The “Philadelphia Inquirer” reported Friday, that their sources state that the Philadelphia 76ers will use their Amnesty Clause to release veteran forward Elton Brand, taking the last year of his contract with the club off the books, giving the team added salary cap space. The move will put an end to an ill-fated relationship, that the club and Brand thought would lead the Sixers to an NBA Championship. Brand’s contract is for $18.2 million for the upcoming campaign and by using the Amnesty Clause, Philadelphia will have enough cap space to sign Free Agent guard Nick Young to a one year deal according to the paper.
After an injury plagued 2007-2008 campaign, Brand decided to opt-out of the final year of his contract with the Los Angeles Clippers, becoming an unrestricted Free Agent. The big man recruited Golden State Warriors point guard Baron Davis to play for the Clippers, enticing the veteran guard with promises that the two would put Los Angeles on the winning track. Davis, convinced by the sales pitch signed a deal with the Clippers, however at the eleventh hour Sixers former Team President Ed Stefanski, swooped in with an offer and Brand signed with Philadelphia.
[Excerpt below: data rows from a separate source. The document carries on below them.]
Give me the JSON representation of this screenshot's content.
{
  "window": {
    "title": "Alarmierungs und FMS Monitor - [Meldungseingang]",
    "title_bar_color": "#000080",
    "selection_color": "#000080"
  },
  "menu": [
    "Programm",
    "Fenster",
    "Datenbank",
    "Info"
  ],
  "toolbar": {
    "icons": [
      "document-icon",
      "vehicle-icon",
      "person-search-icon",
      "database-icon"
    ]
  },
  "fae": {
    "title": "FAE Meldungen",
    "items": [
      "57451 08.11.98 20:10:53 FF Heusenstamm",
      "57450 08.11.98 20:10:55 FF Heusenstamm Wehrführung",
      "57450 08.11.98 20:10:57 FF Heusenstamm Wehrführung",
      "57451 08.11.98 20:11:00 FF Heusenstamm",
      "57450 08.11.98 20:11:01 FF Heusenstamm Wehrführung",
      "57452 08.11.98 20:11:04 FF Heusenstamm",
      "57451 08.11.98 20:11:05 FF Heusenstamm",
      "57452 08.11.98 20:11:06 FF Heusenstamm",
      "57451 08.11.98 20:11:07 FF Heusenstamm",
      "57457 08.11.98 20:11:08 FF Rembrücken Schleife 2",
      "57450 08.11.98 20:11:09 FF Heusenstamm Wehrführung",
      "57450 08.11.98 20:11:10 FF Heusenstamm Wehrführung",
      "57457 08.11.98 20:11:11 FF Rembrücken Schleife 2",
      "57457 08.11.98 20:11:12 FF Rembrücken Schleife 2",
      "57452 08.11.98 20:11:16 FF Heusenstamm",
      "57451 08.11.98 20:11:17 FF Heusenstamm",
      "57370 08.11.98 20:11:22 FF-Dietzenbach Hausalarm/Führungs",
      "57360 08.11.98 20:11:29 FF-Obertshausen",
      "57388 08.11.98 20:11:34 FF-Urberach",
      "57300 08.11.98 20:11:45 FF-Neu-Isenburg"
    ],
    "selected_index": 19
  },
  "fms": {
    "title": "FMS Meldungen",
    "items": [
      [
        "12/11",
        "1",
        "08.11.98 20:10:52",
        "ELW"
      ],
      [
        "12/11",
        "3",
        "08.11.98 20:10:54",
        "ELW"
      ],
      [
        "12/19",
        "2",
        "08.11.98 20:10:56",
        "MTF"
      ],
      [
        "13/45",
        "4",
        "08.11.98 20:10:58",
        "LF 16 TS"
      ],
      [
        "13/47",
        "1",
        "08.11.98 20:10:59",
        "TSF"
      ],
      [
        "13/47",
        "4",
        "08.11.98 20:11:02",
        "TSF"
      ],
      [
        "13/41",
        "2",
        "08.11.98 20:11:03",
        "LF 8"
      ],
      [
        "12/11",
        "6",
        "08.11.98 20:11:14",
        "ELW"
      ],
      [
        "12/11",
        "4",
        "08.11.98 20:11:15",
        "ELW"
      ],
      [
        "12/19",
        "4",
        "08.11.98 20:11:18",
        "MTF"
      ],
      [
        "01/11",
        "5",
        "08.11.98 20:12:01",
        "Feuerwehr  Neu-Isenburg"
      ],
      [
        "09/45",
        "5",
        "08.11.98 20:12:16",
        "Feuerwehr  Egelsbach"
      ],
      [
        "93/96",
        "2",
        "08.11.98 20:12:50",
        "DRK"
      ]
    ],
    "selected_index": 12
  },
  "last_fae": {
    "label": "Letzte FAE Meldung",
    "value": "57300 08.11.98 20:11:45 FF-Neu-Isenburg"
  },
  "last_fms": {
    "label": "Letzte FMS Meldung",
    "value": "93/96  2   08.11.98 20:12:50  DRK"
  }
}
Clippers former head coach and General Manager Mike Dunleavy and Davis were livid, when they heard of Brand’s decision. However the marriage between Brand and the 76ers, never came close to meeting the expectations that the team and the player had when they consummated the deal. Brand limited to 29 game his first year with the team due to injury, that set the tone for their relationship, as his best season was during the 2010-2011 season when he averaged 15.0 points per game, which was still far less than his worst season in the Association prior to joining the team , when he averaged 17.6 points per contest.
Any franchise currently under the salary cap can claim Brand on waivers, otherwise he will become an unrestricted Free Agent able to sign with any team he chooses. What ever salary he earns this season, would be subtracted from the $18.2 million that Philadelphia owes him.